The music I was making caught on at the height of flower power. For me the anti-establishmentarianism never went away. Even though I was having great success in the States, what was foremost in my mind was what was happening in South Africa. I was alone, while there was a whole international movement going on. I think that God also got in my way then. Here in Los Angeles my friend Stewart and I were spending lots of time in police stations. We had no respect for any authority. We were bad!
And it didn’t get any better as the years went on. It never improved, it just got worse. Variations on a theme.
Then, in 1990, I was finally able to go back to South Africa, legally allowed in. Nelson Mandela was released from prison in February 1990 and then went around the world speaking. My sister Barbara worked with him, managing a staff in his office at this period, and Miriam went back at this time. I thought they were kidding when they called and said I should return to my native country. After thirty years. It had really changed. The country was so modern and contemporary. People from all over the world
were there, and so were new crime syndicates. But it was a place of hope. People flocked there from everywhere. From Nigeria, from all over Africa as well.
As a consequence, I never had to buy drugs, to buy coke. I was a “home boy,” an African, so everybody wanted to entertain me. What I did in the States was nothing compared to what I did there. We all thought this was the way it was supposed to be, but in the process, I got moshed. I ended up with my friends very sad. They could see I was going to die if I didn’t stop doing drugs. All friends, including my sister Barbara, decided they were going to cut me off. It was like an intervention. They wouldn’t answer my calls—they just stopped talking to me.
Barbara said to me, “I want my brother back. Don’t call me, don’t speak to me until you are ready to quit.” Everybody I knew had been saying for about three years, “You should do something about this shit.” So that became the last straw. In 1997, I went to England and spent Christmas and New Year’s at a rehab.

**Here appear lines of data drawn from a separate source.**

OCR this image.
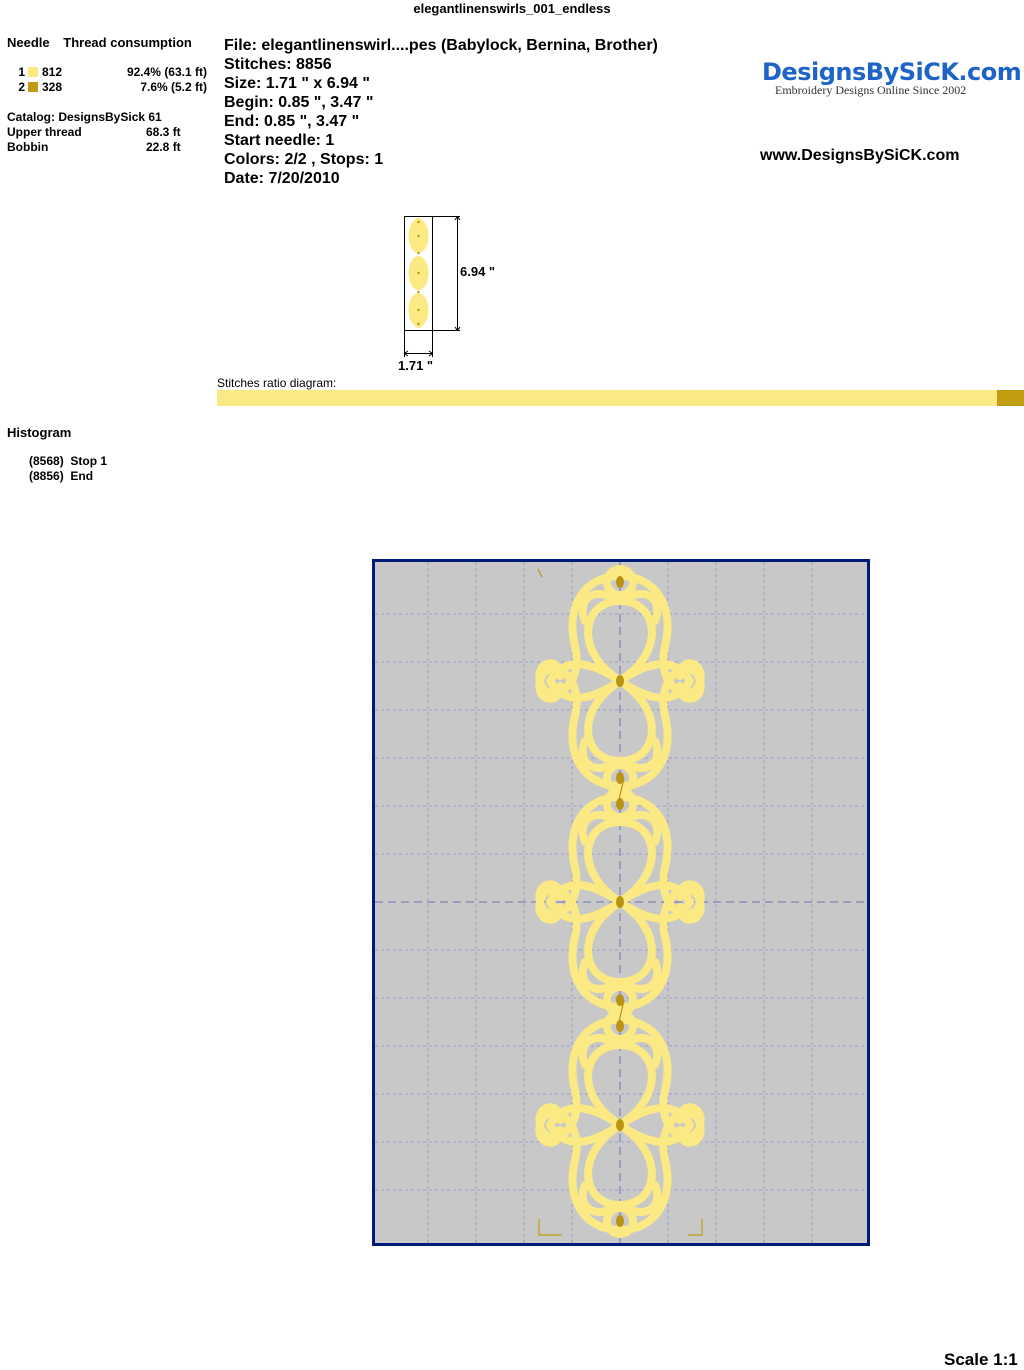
elegantlinenswirls_001_endless
Needle Thread consumption
1 812	92.4% (63.1 ft)
2 328	7.6% (5.2 ft)
Catalog: DesignsBySick 61
Upper thread	68.3 ft
Bobbin	22.8 ft
File: elegantlinenswirl....pes (Babylock, Bernina, Brother)
Stitches: 8856
Size: 1.71 " x 6.94 "
Begin: 0.85 ", 3.47 "
End: 0.85 ", 3.47 "
Start needle: 1
Colors: 2/2 , Stops: 1
Date: 7/20/2010
DesignsBySiCK.com
Embroidery Designs Online Since 2002
www.DesignsBySiCK.com
6.94 "
1.71 "
Stitches ratio diagram:
Histogram
(8568) Stop 1
(8856) End
Scale 1:1
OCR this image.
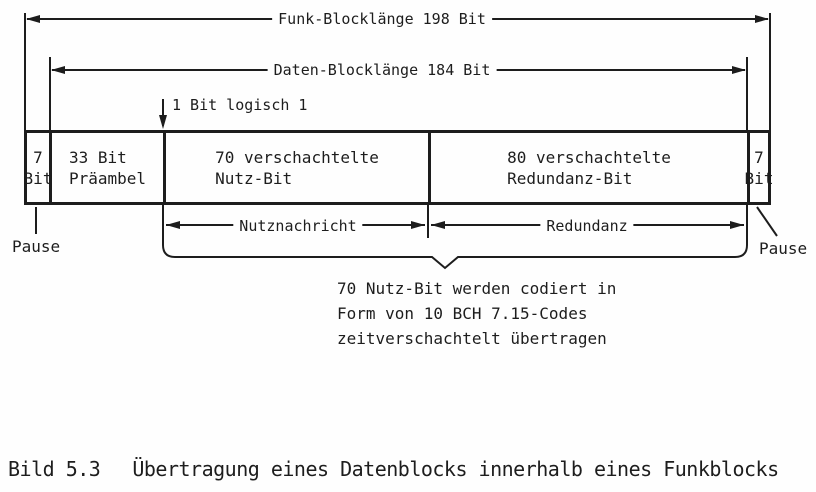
Funk-Blocklänge 198 Bit
Daten-Blocklänge 184 Bit
1 Bit logisch 1
7
Bit
33 Bit
Präambel
70 verschachtelte
Nutz-Bit
80 verschachtelte
Redundanz-Bit
7
Bit
Nutznachricht	Redundanz
Pause	Pause
70 Nutz-Bit werden codiert in
Form von 10 BCH 7.15-Codes
zeitverschachtelt übertragen
Bild 5.3 Übertragung eines Datenblocks innerhalb eines Funkblocks
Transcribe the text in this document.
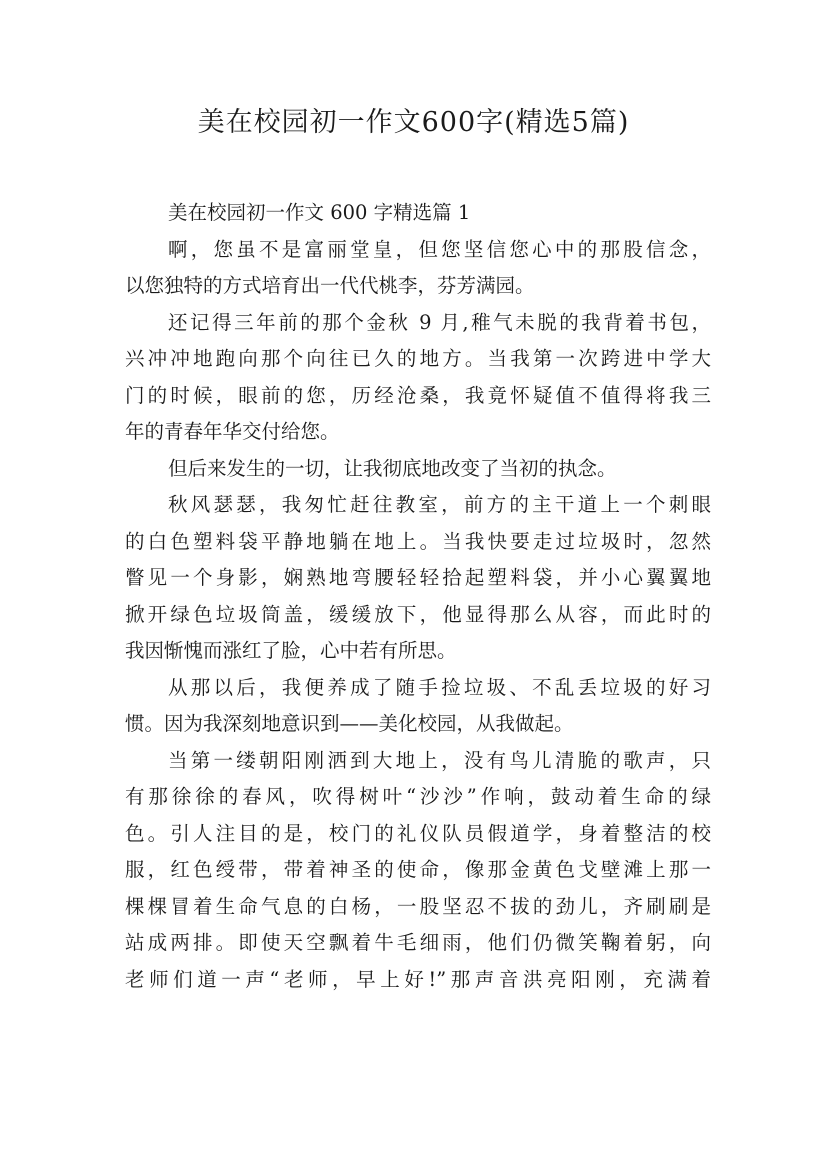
美在校园初一作文600字(精选5篇)
美在校园初一作文 600 字精选篇 1
啊，您虽不是富丽堂皇，但您坚信您心中的那股信念，
以您独特的方式培育出一代代桃李，芬芳满园。
还记得三年前的那个金秋 9 月,稚气未脱的我背着书包，
兴冲冲地跑向那个向往已久的地方。当我第一次跨进中学大
门的时候，眼前的您，历经沧桑，我竟怀疑值不值得将我三
年的青春年华交付给您。
但后来发生的一切，让我彻底地改变了当初的执念。
秋风瑟瑟，我匆忙赶往教室，前方的主干道上一个刺眼
的白色塑料袋平静地躺在地上。当我快要走过垃圾时，忽然
瞥见一个身影，娴熟地弯腰轻轻拾起塑料袋，并小心翼翼地
掀开绿色垃圾筒盖，缓缓放下，他显得那么从容，而此时的
我因惭愧而涨红了脸，心中若有所思。
从那以后，我便养成了随手捡垃圾、不乱丢垃圾的好习
惯。因为我深刻地意识到——美化校园，从我做起。
当第一缕朝阳刚洒到大地上，没有鸟儿清脆的歌声，只
有那徐徐的春风，吹得树叶“沙沙”作响，鼓动着生命的绿
色。引人注目的是，校门的礼仪队员假道学，身着整洁的校
服，红色绶带，带着神圣的使命，像那金黄色戈壁滩上那一
棵棵冒着生命气息的白杨，一股坚忍不拔的劲儿，齐刷刷是
站成两排。即使天空飘着牛毛细雨，他们仍微笑鞠着躬，向
老师们道一声“老师，早上好!”那声音洪亮阳刚，充满着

I stayed there for two months, and when I came out, I was scared because I started to understand how lost I was. After the first three days in rehab I realized that this was the first time in forty-four years that I’d been sober. The last time that I felt like that I was thirteen. It was a feeling so magical it was nothing I ever wanted to lose again.
I felt too good to go to those recovery meetings. I went to my first two meetings and then the third time I went I said, “I can’t return here, man, because I’m so fucking happy to be sober, I’m enjoying it so much, I’m never going to get high again. I’m not going to be evangelical, but I’m not going to feel sorry for myself. I’m going to break all the rules and go to the clubs and bars and hang out.”
So I went to all the after-hours joints and all I said to people was, “I’m never going to do this again.” My friends said, “What are we going to do now? We used to like hanging out with you and the band and doing these delicious things.” But I didn’t want that life anymore. I didn’t ever want to be that person again. There was nothing in it for me anymore … I’d be talking to somebody and I’d be really nasty. I hurt so many people. I ended up writing sixty letters of apology.